Wouldn't it makes sense to just unmirror at least root filesystem before a disk failure occurs? What about regularly rsyncing / on both disks with each other to keep the root filesystem in sync if unmirroring is recommendable? If one disk fails you should be able to boot at least from the other one and after disk replacement user data still should be resynced automatically.
Let me ask a last question regarding the metadb quorum stuff. What's the problem with storing just additional database state replicas on an USB stick. If a disk fails in a two disk RAID-1 configuration you still should have more that 50% of the metadbs available. By the way: Is it feasable to add metadbs to a running setup?
I am using S10 03/05 on one machine and S10 01/06 on the other one. Because I have gotten the recommendation not to put three or more metadbs on each disk on an x86 system, I have configured RAID-1 with only two metdbs each.
Posted by Werner Dworaczek on July 14, 2006 at 10:35 PM PDT #
Posted by fdasfdsa on October 12, 2006 at 07:03 PM PDT #
Unfortunately it would seem that this issue is *still* not fixed as of x86 Sol10u3 (11/06) with recent patches.

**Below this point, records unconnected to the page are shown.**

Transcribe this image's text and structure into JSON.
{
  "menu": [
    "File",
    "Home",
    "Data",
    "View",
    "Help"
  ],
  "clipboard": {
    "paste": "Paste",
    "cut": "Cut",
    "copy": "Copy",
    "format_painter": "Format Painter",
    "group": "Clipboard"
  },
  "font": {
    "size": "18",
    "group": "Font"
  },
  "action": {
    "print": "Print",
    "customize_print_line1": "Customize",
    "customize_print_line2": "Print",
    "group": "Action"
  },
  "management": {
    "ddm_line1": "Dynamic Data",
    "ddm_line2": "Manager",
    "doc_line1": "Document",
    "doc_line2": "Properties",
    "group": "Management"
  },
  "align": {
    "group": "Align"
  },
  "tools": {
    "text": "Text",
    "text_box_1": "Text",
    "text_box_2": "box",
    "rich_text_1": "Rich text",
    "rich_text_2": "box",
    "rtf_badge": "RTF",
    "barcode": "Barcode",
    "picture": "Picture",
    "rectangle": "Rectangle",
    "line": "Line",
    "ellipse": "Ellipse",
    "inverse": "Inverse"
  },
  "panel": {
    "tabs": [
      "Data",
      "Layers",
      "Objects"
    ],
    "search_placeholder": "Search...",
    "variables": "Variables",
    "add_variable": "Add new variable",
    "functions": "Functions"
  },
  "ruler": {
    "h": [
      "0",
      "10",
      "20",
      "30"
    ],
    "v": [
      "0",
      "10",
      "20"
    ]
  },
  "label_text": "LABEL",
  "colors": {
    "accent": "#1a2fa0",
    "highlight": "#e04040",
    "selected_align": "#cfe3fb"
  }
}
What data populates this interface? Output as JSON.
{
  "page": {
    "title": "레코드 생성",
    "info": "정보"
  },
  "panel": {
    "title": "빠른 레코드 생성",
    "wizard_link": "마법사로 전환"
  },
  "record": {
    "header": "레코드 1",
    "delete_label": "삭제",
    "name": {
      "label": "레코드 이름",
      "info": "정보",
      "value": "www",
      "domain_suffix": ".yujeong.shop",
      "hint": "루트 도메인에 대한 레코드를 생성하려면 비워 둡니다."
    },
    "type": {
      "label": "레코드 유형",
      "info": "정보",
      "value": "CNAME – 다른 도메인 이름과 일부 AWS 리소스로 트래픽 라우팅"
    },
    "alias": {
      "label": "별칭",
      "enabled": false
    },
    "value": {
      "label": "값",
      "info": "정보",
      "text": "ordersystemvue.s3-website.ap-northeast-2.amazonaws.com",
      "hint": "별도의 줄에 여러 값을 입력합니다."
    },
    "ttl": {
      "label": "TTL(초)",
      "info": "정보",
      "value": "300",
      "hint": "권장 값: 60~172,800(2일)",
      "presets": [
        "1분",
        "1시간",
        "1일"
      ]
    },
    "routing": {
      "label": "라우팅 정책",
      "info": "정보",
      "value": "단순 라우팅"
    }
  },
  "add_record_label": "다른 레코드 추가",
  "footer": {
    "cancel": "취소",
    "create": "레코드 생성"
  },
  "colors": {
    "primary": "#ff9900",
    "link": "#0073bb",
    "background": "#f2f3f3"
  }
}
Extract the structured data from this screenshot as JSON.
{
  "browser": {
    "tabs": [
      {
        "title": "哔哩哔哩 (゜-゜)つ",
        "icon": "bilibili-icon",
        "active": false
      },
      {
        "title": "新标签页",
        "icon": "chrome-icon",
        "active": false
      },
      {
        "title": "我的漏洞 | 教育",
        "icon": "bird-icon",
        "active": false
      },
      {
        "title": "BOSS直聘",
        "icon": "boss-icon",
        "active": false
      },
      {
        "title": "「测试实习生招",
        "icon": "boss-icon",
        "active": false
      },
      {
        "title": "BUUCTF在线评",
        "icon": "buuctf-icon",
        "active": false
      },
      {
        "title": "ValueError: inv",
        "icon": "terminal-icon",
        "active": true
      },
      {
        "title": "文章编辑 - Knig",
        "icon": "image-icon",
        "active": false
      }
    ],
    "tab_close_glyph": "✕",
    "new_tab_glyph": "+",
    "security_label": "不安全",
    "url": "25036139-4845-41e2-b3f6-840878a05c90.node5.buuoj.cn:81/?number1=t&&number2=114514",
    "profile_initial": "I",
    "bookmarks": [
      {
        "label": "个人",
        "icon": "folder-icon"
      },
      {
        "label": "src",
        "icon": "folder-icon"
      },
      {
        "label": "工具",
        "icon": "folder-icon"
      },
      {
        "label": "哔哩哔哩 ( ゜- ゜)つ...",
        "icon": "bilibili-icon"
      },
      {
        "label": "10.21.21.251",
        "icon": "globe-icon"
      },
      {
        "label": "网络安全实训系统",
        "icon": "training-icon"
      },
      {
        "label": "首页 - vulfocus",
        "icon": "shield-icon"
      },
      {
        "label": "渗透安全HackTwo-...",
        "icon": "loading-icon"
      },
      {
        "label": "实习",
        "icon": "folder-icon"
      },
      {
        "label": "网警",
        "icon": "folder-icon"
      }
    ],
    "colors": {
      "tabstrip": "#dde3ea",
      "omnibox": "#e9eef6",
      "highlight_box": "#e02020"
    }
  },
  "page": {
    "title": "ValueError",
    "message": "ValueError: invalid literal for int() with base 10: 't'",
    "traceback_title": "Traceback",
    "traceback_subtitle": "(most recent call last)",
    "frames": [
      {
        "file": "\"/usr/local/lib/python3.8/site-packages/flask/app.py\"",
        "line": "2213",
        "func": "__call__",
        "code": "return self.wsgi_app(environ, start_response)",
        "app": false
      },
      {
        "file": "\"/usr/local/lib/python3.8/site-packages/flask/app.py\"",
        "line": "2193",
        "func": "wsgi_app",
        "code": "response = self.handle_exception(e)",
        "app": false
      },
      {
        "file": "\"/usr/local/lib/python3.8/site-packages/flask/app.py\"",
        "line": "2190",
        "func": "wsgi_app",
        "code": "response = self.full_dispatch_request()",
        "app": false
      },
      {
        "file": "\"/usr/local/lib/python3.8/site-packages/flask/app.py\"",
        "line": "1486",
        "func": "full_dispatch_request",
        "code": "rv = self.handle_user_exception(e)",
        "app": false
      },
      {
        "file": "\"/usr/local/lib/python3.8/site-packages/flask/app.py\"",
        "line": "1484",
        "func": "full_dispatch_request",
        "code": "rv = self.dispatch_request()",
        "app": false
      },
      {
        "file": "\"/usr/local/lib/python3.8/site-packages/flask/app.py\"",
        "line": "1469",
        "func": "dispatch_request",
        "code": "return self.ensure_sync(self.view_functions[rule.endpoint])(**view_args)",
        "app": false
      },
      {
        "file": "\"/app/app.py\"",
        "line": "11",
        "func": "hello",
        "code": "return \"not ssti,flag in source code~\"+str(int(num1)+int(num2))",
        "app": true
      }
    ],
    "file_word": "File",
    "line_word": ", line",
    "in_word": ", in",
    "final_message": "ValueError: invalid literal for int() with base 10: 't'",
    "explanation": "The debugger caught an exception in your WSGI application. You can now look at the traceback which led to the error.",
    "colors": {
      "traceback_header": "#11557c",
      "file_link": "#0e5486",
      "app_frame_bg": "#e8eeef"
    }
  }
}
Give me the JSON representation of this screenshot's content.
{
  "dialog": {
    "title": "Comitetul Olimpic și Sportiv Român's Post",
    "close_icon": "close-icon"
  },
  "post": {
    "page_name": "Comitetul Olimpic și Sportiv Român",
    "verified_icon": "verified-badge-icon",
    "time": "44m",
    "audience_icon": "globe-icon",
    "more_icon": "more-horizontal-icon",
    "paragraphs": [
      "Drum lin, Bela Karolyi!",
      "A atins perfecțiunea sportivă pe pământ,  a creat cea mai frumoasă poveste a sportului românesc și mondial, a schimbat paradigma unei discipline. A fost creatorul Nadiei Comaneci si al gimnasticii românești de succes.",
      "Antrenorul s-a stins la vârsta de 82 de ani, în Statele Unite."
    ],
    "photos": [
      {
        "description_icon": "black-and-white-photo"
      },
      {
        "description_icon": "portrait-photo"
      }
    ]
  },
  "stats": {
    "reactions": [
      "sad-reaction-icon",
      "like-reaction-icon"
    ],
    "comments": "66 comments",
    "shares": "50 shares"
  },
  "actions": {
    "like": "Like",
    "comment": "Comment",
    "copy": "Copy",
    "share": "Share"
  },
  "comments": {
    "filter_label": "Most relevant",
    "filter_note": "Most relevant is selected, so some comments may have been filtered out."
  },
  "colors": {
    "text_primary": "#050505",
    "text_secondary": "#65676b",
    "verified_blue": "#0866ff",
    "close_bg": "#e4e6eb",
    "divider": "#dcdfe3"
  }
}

Host: x4100 with two internal SAS disks. One of the disks has gone screwy, and the system wedged. When I reset and try to boot (even with -s tacked onto multiboot for single-user) I get:
"WARNING: Error writing ufs log state
WARNING: ufs log for / changed state to Error
WARNING: Please umount(1M) / and run fsck(1M) "
I'm trying to netboot off a jumpstart server to get a prompt so I can mount without UFS logging and deal with the metadb replicas but not having much luck so far.
I've submitted a Sunsolve case regarding this bug but haven't yet gotten anyone to acknowledge it. The closest is a claim that I need to have an altbootpath defined in bootenv.rc but it doesn't seem to be as though that's relevant here.
It does seem, though, that we should disable the default UFS logging on /, which I really don't want to have to do (and shouldn't have to, especially for a bug that's gone unfixed for 2.5 years).
Posted by Anthony on October 30, 2007 at 12:06 PM PDT #